Senate Democrats are hoping to pass a sweeping voting rights bill on Wednesday that seeks to make it easier to vote in elections.
Under the For The People Act, which directly impacts the Black community, the proposed legislation could see up to 50 million people automatically registered to vote, expand same-day voting and online voter registration, extend early voting by two weeks and restore formerly incarcerated persons their 15th Amendment rights, according to When We All Vote, former First Lady Michelle Obama‘s voting rights organization.
The bill also seeks to make Election Day a national holiday which could provide thousands of Americans the ability to take time away from work to vote. New drivers who are 16 and 17 years old would be allowed to pre-register to vote so once they turn 18 they would automatically be in the system.
Additionally, the bill would ban partisan gerrymandering and discriminatory purges.
Obama, alongside When We All Vote, penned a letter on Tuesday urging Americans to call on their leaders and ask them to support the bill described as the “most critical Civil Rights legislation since the Civil Rights movement.”
“So today we call on Americans of conscience and goodwill to join us in taking a stand for voting rights and to put the power more firmly in the hands of the people.
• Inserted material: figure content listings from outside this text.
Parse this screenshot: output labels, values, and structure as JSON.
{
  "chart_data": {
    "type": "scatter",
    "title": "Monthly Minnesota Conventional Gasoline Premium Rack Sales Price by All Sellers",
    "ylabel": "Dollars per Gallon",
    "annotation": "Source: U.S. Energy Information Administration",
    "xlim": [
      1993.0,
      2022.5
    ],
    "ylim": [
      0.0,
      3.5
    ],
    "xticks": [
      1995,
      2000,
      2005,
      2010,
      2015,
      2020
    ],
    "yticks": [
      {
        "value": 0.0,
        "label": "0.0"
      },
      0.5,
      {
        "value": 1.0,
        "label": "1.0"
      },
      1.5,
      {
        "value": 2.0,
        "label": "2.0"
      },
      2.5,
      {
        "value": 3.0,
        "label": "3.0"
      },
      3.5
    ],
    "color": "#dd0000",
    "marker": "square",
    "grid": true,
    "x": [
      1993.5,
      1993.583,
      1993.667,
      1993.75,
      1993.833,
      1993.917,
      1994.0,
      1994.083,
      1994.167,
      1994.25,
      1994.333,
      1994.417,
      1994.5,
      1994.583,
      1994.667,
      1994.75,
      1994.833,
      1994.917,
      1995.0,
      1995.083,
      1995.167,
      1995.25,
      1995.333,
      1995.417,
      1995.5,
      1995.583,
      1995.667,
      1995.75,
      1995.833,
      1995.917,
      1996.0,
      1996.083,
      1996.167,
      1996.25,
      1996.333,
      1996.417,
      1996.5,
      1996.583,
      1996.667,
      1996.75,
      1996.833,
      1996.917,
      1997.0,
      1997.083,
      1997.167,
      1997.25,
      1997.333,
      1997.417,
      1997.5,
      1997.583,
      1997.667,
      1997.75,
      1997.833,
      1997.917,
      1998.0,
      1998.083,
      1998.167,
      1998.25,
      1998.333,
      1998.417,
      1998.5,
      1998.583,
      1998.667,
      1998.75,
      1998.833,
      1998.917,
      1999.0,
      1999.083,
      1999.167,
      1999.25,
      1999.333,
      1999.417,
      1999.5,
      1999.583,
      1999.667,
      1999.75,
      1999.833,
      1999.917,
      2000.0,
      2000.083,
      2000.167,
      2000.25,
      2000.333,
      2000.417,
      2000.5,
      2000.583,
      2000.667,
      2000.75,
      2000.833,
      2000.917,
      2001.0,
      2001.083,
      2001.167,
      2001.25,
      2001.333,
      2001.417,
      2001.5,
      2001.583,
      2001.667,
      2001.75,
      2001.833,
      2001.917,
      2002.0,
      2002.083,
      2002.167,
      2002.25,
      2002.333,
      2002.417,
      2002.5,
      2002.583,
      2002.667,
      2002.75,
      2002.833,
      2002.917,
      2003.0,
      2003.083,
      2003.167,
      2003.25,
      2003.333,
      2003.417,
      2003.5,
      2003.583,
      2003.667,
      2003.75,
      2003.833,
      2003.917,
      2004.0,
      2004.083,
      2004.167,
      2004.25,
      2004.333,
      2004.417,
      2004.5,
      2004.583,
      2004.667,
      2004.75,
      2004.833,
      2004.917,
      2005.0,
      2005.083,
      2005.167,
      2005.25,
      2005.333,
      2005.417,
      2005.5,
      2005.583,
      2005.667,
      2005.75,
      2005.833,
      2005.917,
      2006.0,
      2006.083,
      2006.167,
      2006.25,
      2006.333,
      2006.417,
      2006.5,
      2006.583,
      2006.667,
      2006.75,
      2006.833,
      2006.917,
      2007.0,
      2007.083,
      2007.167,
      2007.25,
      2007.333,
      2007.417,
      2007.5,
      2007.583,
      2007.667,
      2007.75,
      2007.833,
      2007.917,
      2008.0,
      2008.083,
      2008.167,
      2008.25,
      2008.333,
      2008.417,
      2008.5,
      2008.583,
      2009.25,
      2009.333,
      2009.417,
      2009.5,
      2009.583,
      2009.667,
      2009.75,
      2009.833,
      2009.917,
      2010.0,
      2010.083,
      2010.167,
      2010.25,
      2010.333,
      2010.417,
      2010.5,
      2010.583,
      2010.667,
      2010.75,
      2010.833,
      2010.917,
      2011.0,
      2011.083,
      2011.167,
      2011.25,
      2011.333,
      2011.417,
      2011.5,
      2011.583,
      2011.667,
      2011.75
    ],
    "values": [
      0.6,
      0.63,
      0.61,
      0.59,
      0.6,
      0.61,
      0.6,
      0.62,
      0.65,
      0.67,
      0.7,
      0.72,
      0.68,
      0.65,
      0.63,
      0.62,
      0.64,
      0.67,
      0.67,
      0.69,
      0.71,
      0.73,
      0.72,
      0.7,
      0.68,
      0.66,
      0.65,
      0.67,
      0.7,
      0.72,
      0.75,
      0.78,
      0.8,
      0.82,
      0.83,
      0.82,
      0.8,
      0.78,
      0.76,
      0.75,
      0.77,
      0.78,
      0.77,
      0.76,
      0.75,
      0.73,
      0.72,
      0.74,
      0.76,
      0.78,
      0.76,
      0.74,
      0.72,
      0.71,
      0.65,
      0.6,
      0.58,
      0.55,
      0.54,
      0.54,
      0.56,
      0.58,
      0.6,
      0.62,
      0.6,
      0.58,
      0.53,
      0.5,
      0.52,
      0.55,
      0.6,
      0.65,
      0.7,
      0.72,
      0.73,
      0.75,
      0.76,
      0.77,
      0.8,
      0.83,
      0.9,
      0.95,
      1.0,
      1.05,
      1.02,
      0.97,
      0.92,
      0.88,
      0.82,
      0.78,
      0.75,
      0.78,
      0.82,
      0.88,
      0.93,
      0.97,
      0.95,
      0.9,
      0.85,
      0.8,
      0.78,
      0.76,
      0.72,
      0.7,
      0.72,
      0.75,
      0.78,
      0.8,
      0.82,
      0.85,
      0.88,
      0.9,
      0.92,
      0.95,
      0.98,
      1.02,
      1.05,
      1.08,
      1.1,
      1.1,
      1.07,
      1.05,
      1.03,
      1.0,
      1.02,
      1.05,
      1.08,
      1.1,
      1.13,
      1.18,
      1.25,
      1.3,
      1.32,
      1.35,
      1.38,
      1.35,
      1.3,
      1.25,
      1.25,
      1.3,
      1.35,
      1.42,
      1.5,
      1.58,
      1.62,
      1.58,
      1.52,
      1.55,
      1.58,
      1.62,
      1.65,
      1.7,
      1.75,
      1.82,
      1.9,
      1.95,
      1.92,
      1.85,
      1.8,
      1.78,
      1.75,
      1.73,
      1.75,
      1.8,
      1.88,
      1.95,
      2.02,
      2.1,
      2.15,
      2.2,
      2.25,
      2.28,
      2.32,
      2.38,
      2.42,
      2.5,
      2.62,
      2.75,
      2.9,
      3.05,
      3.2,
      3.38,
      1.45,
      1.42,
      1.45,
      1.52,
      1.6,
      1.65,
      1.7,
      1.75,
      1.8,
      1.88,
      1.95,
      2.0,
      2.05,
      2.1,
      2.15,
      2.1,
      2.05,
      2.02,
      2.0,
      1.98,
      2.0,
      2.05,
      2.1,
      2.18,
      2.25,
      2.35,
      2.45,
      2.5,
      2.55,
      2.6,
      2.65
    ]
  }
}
We urge every American to remember how it felt to watch as our Capitol was desecrated earlier this year—and to channel that outrage into patriotic duty,” the letter read.
“We are asking you to join us by calling on your Senators to pass the For the People Act immediately—you can join our efforts right now at www.WhenWeAllVote.org,” it continued.
According to letter, more than 250 bills across the country have been introduced with the intent of stricter voting access mainly impacting the Black community.
“What’s happening is this: After more Americans than ever voted in the last presidential election, some state leaders believe that silencing them is the only way to maintain their grip on power,” the letter stated. “They’re hoping to choose their voters, rather than the other way around. And if we as Americans stand idly by—if we wait for others to act or we refuse to do so with anything other than clear purpose and full-hearted patriotism—they will succeed.”
The legislation, also referred to as S.1, was originally introduced in 2019 but was blocked by then-Senate Majority Leader Mitch McConnell, NPR reported. Now that Democrats have a slight majority with Vice President Kamala Harris as the tie-breaking vote, Senate Democrats have a better chance at passing the bill.
The Senate Rules Committee will hold a hearing on Wednesday determining the future of the bill which was initially announced last week.
“We will see if our Republican friends join us. If they don’t join us, our caucus will come together and decide the appropriate action to take,” Schumer said. “Failure is not an option.”
Although Schumer appeared optimistic, at least 10 Republicans will need to vote in favor of the bill to defeat a filibuster.